Question 2 and 4: this is legit. If you prefer to be concrete, first invoke the axiom of infinity (as you say), which states that "there is a successor set", and then use $A_0$ as shorthand for that successor set. (In this proof, it's just assumed that some set exists. To be ultra-formal, you're right: it has to be proved.)

You could look at it like this: all models are non-empty. Indeed, if there were no set in some model $M$, then $$(\forall x) \bot$$ would be true in that model, so by the predicate-calculus axiom $$[(\forall x) P] \Rightarrow P$$ we obtain $\bot$. This is a contradiction. Therefore some set does exist in any model of ZF. Label that set $A_0$ and proceed, using the adequacy theorem as you say.
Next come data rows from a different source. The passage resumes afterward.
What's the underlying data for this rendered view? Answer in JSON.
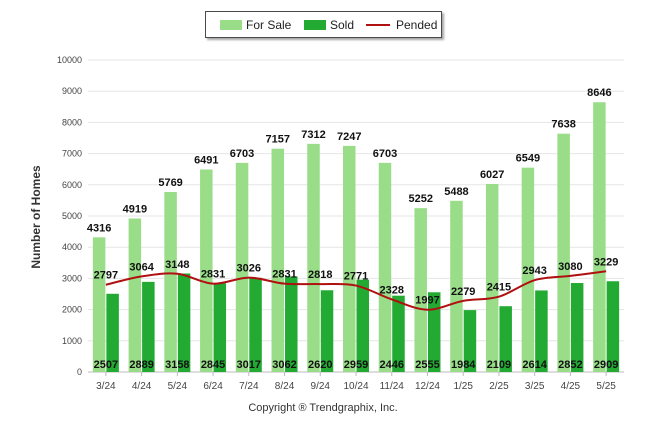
{
  "chart_data": {
    "type": "bar",
    "categories": [
      "3/24",
      "4/24",
      "5/24",
      "6/24",
      "7/24",
      "8/24",
      "9/24",
      "10/24",
      "11/24",
      "12/24",
      "1/25",
      "2/25",
      "3/25",
      "4/25",
      "5/25"
    ],
    "series": [
      {
        "name": "For Sale",
        "type": "bar",
        "color": "#99dd88",
        "values": [
          4316,
          4919,
          5769,
          6491,
          6703,
          7157,
          7312,
          7247,
          6703,
          5252,
          5488,
          6027,
          6549,
          7638,
          8646
        ]
      },
      {
        "name": "Sold",
        "type": "bar",
        "color": "#22aa33",
        "values": [
          2507,
          2889,
          3158,
          2845,
          3017,
          3062,
          2620,
          2959,
          2446,
          2555,
          1984,
          2109,
          2614,
          2852,
          2909
        ]
      },
      {
        "name": "Pended",
        "type": "line",
        "color": "#b01010",
        "values": [
          2797,
          3064,
          3148,
          2831,
          3026,
          2831,
          2818,
          2771,
          2328,
          1997,
          2279,
          2415,
          2943,
          3080,
          3229
        ]
      }
    ],
    "ylabel": "Number of Homes",
    "xlabel": "",
    "ylim": [
      0,
      10000
    ],
    "yticks": [
      0,
      1000,
      2000,
      3000,
      4000,
      5000,
      6000,
      7000,
      8000,
      9000,
      10000
    ],
    "grid": true,
    "legend_position": "top-center"
  },
  "footer": {
    "copyright": "Copyright ® Trendgraphix, Inc."
  }
}
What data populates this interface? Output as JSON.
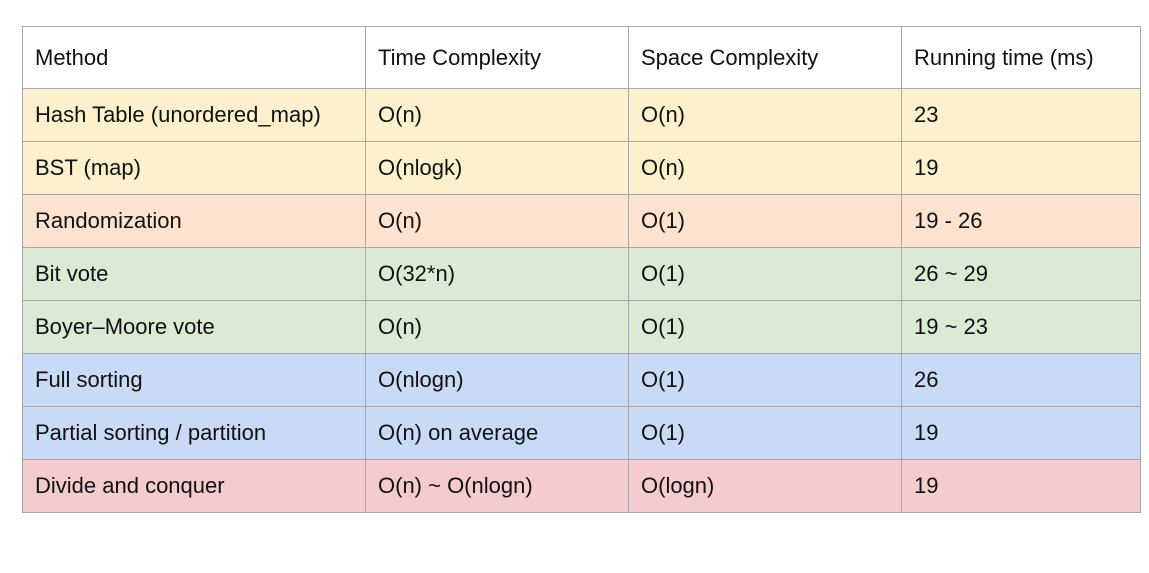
{
  "table": {
    "headers": [
      "Method",
      "Time Complexity",
      "Space Complexity",
      "Running time (ms)"
    ],
    "rows": [
      {
        "cells": [
          "Hash Table (unordered_map)",
          "O(n)",
          "O(n)",
          "23"
        ],
        "color": "#fdf1cd"
      },
      {
        "cells": [
          "BST (map)",
          "O(nlogk)",
          "O(n)",
          "19"
        ],
        "color": "#fdf1cd"
      },
      {
        "cells": [
          "Randomization",
          "O(n)",
          "O(1)",
          "19 - 26"
        ],
        "color": "#fbe3cf"
      },
      {
        "cells": [
          "Bit vote",
          "O(32*n)",
          "O(1)",
          "26 ~ 29"
        ],
        "color": "#dbe9d5"
      },
      {
        "cells": [
          "Boyer–Moore vote",
          "O(n)",
          "O(1)",
          "19 ~ 23"
        ],
        "color": "#dbe9d5"
      },
      {
        "cells": [
          "Full sorting",
          "O(nlogn)",
          "O(1)",
          "26"
        ],
        "color": "#c9daf6"
      },
      {
        "cells": [
          "Partial sorting / partition",
          "O(n) on average",
          "O(1)",
          "19"
        ],
        "color": "#c9daf6"
      },
      {
        "cells": [
          "Divide and conquer",
          "O(n) ~ O(nlogn)",
          "O(logn)",
          "19"
        ],
        "color": "#f4ccd0"
      }
    ]
  }
}
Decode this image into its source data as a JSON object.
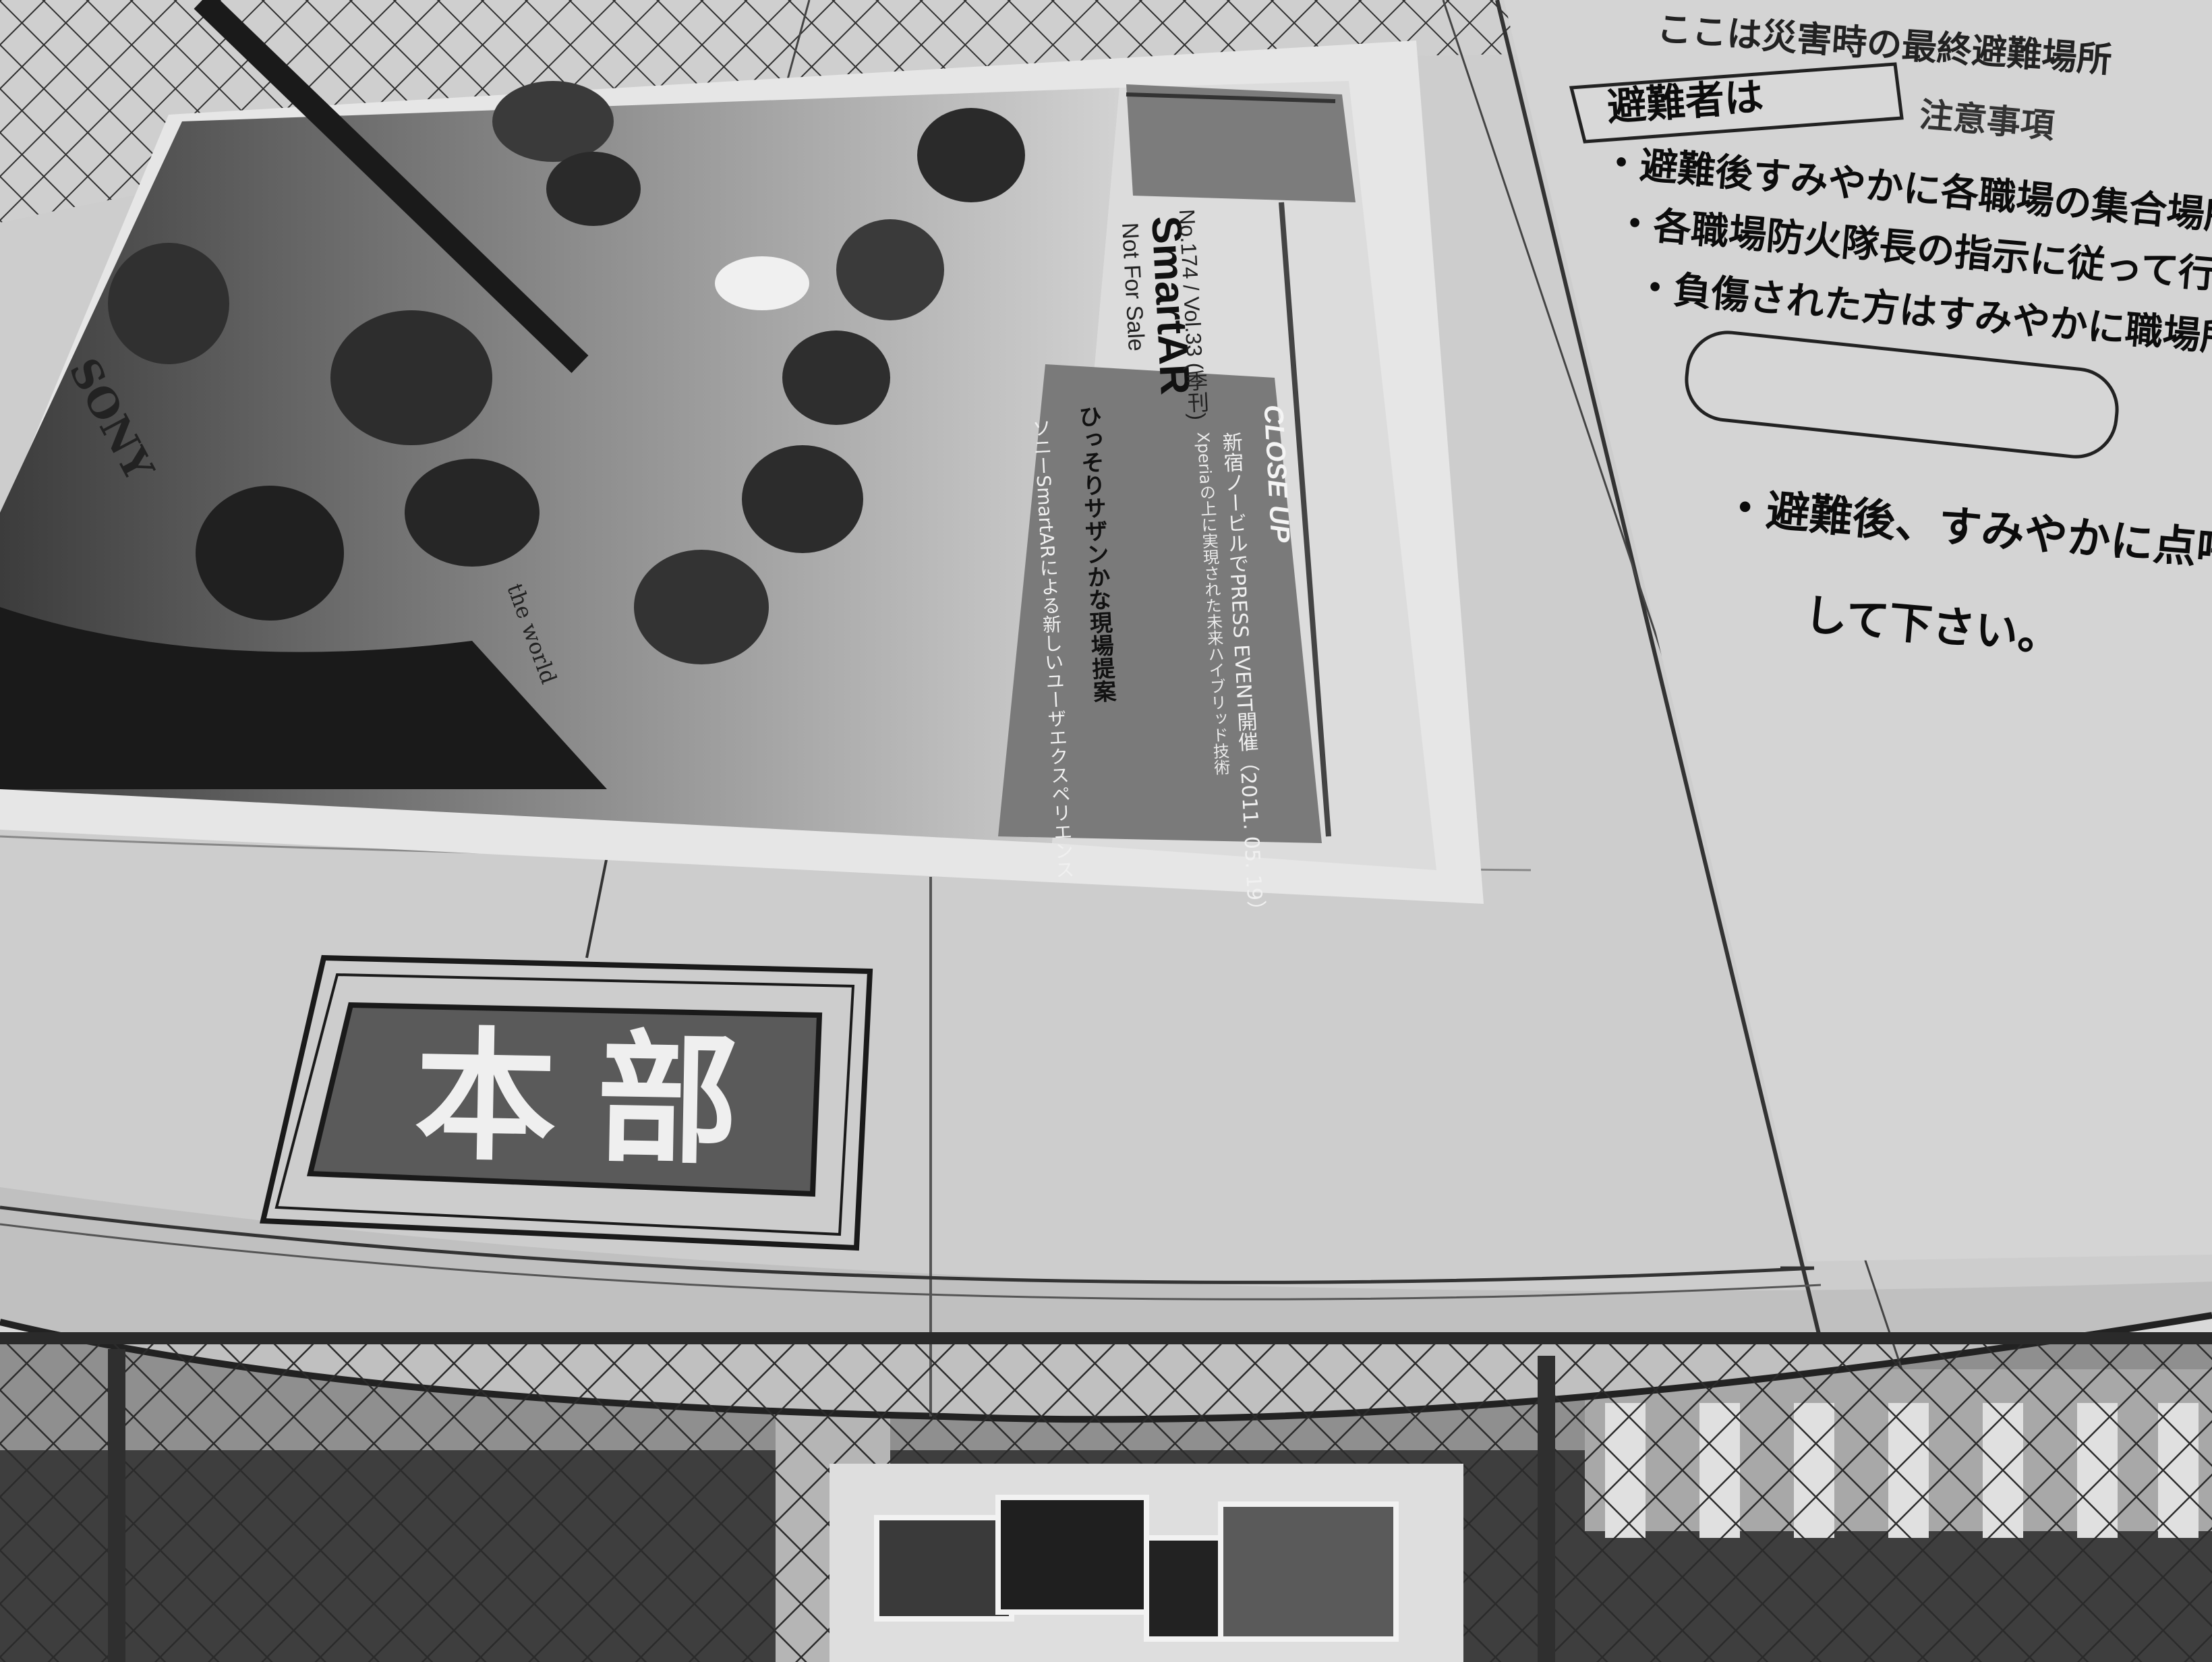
{
  "scene": {
    "colors": {
      "panel": "#cdcdcd",
      "panel_dark": "#b9b9b9",
      "line": "#2a2a2a",
      "sign_bg": "#5c5c5c",
      "fence": "#3a3a3a"
    }
  },
  "poster": {
    "magazine_name": "SmartAR",
    "issue": "No.174 / Vol.33 (季刊)",
    "not_for_sale": "Not For Sale",
    "headline": "ひっそりサザンかな現場提案",
    "close_up_label": "CLOSE UP",
    "close_up_lines": [
      "新宿ノービルでPRESS EVENT開催（2011. 05. 19）",
      "Xperiaの上に実現された未来ハイブリッド技術",
      "ソニーSmartARによる新しいユーザエクスペリエンス"
    ],
    "shirt_brand": "SONY",
    "shirt_text": "the world"
  },
  "sign": {
    "label": "本部"
  },
  "notice": {
    "top_partial": "ここは災害時の最終避難場所",
    "heading": "避難者は",
    "heading_sub": "注意事項",
    "bullets": [
      "避難後すみやかに各職場の集合場所に",
      "各職場防火隊長の指示に従って行動",
      "負傷された方はすみやかに職場所"
    ],
    "bullet_last_line1": "避難後、すみやかに点呼",
    "bullet_last_line2": "して下さい。",
    "bullet_mark": "・"
  }
}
Question 2: Is the step from (2) to (3) legit?is the sticking point: there is a division in first-order logic over the status of the empty domain of discourse.

It is traditional to reject the empty domain of discourse, and consequently to have the rule of deduction $\forall x: P(x) \vdash P(t)$, as you noted. With $P$ chosen to be a proposition that asserts the existence of the empty set, we get its existence.

On the other side where empty domains of discourse are allowed, we do not have the above rule of deduction. We can still define a set $\varnothing$, but we cannot prove $\exists x: x = \varnothing$ without the help of an existential axiom such as an axiom of infinity. In fact, the empty domain is a model of ZFC-infinity!

Note that both sides of the divide will use the phrase "first-order logic" without comment to refer to their side. The traditional side calls the other side "free logic".